Where, however, oral evidence on either side is not convincing the Court may rely on the surrounding circumstances and the position of the parties, their motives, and their conduct: Dalip Singh v. Nawal Kunwar, ILR 30 All 258 (PC) (I). It is also to be remembered that direct evidence of fraud is not always available, and if this were necessary many a fraud would never come to light.'
Applying the tests as laid down by the said cases, I may say that the courts below were in error in excluding the circumstantial evidence, which convincingly would lead any court to an inference of fraud. The case of Deonandansingh v. Manbodhsingh (E), (cit. supra) does not help the respondent in the present case, as the auction purchaser here cannot be said to be an innocent person, nor can it be said that the sale was bound to be held in any case as was the fact in the said reported case. The said case is clearly distinguishable from the present case, which is apalogous to the case of Deo Nandan Prashad v. Jankisingh (A), (cit. supra).
5. Section 123 of the C. P. Land Revenue Act, lays down that, all land revenue payable under the Act, shall be paid through Sadar Lambardar, lambardar or patel as the case may be; only, the malik makbuza is required to pay the land revenue directly to the Government. Thus, although land revenue may be payable by a co-sharer, the Section requires that it has to be paid through one of those persons, who hold the said office.
Thus if a co-sharer does his duty by paying the amount to one of the authorised persons, I think he should not be penalised, if a revenue sale were to be held for the default of the sadar lambardar or the lambardar, who is liable to pay the land revenue of the whole of the village or patti.
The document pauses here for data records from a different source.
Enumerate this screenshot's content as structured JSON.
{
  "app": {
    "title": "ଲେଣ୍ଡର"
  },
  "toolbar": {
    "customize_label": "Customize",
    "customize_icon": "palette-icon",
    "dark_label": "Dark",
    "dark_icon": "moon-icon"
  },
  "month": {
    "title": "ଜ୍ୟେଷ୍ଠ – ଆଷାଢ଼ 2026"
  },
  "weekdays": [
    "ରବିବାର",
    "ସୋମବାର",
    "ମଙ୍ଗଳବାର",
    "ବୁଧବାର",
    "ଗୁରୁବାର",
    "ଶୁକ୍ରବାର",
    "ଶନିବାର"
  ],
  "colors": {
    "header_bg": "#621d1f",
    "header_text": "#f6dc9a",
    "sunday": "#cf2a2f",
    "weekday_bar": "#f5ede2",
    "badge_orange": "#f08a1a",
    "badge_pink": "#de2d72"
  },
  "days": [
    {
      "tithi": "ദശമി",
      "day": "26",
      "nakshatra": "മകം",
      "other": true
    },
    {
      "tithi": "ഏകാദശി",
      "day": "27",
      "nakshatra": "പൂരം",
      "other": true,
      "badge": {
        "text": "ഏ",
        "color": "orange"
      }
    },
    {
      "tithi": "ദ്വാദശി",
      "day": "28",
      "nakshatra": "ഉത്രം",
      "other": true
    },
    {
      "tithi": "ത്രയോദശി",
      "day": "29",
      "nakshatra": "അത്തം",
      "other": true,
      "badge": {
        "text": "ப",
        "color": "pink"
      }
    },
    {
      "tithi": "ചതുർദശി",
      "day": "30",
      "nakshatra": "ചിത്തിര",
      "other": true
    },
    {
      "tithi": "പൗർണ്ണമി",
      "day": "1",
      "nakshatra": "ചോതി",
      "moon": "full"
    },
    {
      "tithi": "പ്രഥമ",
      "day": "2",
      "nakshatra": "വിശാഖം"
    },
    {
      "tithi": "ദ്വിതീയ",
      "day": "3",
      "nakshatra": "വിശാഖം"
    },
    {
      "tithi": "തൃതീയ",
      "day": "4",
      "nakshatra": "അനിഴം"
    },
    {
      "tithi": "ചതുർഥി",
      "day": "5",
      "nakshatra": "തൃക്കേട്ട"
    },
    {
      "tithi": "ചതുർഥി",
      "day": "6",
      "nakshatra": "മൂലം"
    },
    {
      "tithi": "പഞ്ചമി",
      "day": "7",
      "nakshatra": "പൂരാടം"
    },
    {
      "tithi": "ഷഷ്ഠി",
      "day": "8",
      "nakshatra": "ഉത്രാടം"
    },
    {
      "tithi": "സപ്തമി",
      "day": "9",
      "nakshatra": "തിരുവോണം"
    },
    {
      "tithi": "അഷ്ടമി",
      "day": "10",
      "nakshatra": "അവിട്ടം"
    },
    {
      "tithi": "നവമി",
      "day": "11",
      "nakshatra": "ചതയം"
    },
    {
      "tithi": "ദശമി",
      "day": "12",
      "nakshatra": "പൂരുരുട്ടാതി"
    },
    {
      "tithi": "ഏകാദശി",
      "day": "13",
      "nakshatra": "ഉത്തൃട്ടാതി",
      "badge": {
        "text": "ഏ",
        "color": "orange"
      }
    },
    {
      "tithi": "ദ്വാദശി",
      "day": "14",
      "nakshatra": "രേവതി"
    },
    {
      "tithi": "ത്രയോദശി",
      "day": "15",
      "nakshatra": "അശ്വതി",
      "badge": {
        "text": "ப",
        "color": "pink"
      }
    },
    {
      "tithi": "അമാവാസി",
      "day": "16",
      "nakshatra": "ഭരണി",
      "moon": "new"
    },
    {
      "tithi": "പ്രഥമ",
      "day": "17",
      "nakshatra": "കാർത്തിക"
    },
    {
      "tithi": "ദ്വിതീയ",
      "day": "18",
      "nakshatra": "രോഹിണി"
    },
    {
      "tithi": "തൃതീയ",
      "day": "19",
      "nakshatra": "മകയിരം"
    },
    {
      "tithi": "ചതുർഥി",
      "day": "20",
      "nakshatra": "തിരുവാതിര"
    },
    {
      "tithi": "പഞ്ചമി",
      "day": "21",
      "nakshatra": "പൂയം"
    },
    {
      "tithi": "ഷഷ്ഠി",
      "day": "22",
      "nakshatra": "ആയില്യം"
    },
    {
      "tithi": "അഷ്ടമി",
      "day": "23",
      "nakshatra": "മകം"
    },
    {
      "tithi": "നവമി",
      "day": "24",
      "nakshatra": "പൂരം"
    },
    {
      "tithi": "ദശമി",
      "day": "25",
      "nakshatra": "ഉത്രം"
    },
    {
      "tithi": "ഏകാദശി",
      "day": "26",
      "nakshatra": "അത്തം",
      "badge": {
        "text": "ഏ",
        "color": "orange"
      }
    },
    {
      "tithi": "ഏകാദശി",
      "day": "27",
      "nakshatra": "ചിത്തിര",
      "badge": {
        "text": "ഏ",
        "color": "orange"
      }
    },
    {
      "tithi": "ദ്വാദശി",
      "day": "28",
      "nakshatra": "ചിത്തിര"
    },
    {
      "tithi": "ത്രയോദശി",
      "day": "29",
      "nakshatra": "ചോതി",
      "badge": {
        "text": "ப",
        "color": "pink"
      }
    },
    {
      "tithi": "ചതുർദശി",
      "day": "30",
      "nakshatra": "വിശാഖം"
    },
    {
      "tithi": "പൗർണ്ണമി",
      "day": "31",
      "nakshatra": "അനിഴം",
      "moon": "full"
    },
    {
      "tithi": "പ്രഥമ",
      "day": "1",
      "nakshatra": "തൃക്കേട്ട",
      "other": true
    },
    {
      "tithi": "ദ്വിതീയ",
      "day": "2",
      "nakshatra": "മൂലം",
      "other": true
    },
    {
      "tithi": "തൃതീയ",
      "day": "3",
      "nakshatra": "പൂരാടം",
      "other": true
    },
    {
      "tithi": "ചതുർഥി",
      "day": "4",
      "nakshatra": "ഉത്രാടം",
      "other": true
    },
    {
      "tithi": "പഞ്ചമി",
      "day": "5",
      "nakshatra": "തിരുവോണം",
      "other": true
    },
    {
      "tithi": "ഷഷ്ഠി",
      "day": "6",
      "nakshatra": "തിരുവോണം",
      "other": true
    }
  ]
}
Further, Section 149 (2) of the C. P. Land Revenue Act, provides that nothing in Sub-section (1) of the said section shall bar the institution of a suit in the civil court to set aside a sale on the ground of fraud, or on the ground that the arrear for which the property is sold is not due. Thus the present suit was not barred by Section 149 of the C. P. Land Revenue Act, but it fell within the ambit of the same.
6. Having come to the conclusion that the is proved upon a consideration of all the relevant circumstances, the judgments and decrees of the two courts below must be set aside. The appeal succeeds and is allowed with costs throughout.
7. In the present case although the village share, which vested in the State, was sold in auction which sale has now been set aside by this court, the present appeal will not abate at least inrespect of the amount of compensation payable under the Madhya Pradesh Abolition of ProprietaryRights Act No. 1 of 1951, as also any home farm or home-stead attached to the said village share, as also any other property which may be the property of the ex-proprietor saved under the provisions of the said Act. The ex-proprietor would continue to hold such property as is mentioned in Sections 4, 5, 38 and 40 of the Act. I need not decide the question here. The matter is kept open for inquiry in execution, if so found necessary.